It will autofocus on your optic nerve. It's that ****ing intense.


----------



## Infidel (Nov 22, 2010)

o hey tyler said:


> It will autofocus on your optic nerve. It's that ****ing intense.



Do I need a special adapter or something?


----------



## o hey tyler (Nov 22, 2010)

Infidel said:


> o hey tyler said:
> 
> 
> > It will autofocus on your optic nerve. It's that ****ing intense.
> ...



No, it interfaces with your eye like some Avatar ****.


----------



## Chiuy (Nov 22, 2010)

Please do feel free to comment, but you're all probably going to find all the negative things about it, since you all hate me now.

Canon XSi, 18-55mm f/3.5-5.6 @18mm, approx 30 shots to take 360 degrees on a tripod. Flash: Off, ISO: 1600? Or 800, forgot. 

Used only Photoshop CS2 to crop and stitch the images together.
Did not do any editing at all beside crop and stitch. 

Info on the picture: Our Junior Prom dance. Theme was Circus. Color: Red, White and Orange. This was in our gym. 
60 leadership kids and over 1000 hours of work and planning (6 months). Took us 24 hours to set it up and 12 hours to clean it all up.
Cost: $5000
There was no professional work involve, it was just us 60 leadership kids and 5 parents volunteering. 

http://img19.imageshack.us/img19/374/dvhsjuniorprom360bylchi.jpg


----------



## den9 (Nov 22, 2010)

i read this thread, and honestly all it seems like you want to do is argue with yourself.

you have no money, there for you wont get a lens.

yes L lenses are nice.

i started at the age of 17 with a manual point and shoot and a 5 dollar tripod, i learned, read countless books experiemented then moved on to a dslr with 5 megapixels, and a 50 dollar lens, *saved up and bought a kit lens* and used that for a while. now that i have a job i can afford 1000 dollar lenses.

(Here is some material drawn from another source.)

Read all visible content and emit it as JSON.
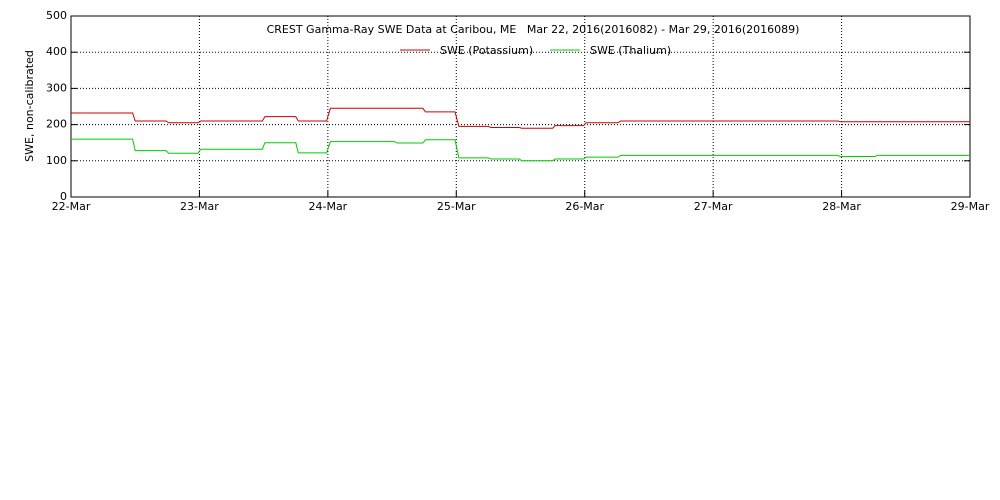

now im using a film camera and currently saving for a full frame digital camera, but you dont hear me bitching.

in all honesty, you sound like a little ***** who doesnt take a nice camera and decent lens for granted, it seems like you just want to ***** and moan until someone donates a lens to you for free.

there is nothing free, you want a good future? suffer now with school then you can afford better stuff when you are 24. shovel snow this winter, find a summer job making 200 bucks a week. or you can just ***** and moan and disagree with everyone. i know what option might get you a new lens. find a crap job on the weekends, even if its just one day for 8 hours, by the end of the winter you will have a nice macro lens for the spring.


----------



## den9 (Nov 22, 2010)

Flickr: Chiuy's Photostream

your photos seem pretty fine, i dont see what the problem is, if anything id say you should invest in a flash for outdoor portraits.


----------



## Chiuy (Nov 22, 2010)

Now... when did I ever said that I wanted someone to donate a lens to me? Stop making those craps up. If I could get a job right now, I would. 
Even on the weekend I spend most of my time studying. Taking classes related to Biomedical Engineering is kind of tough you know. 
And if you're wondering why I'm on this forum and not studying it's cause I'm on an one week break off from school. 
Right now, I'm using a cheap $30 flash, $20 50" tripod, and a Canon XSi that was used for $400 with the standard kit lenses. That's pretty cheap back then cause I got lucky. 

I met some professional photographers in my area, they said that my works were pretty fantastic. I also do a lot of experiments on photography and sometime they will ask me for some tips on how I take those pictures with the lenses I have. Those photographers are friendly, I don't know what's wrong with this forum.

In another 8 years though, I can probably afford anything I want.


----------



## memento (Nov 22, 2010)

OT - maybe you could squeeze an English class in between your Biomedical Engineering classes?


----------



## manaheim (Nov 22, 2010)

Sheesh.  I suppose I'm in no position to criticize since I was pretty sarcastic,  but it seems calling people names and such is taking this someplace it doesn't need to go.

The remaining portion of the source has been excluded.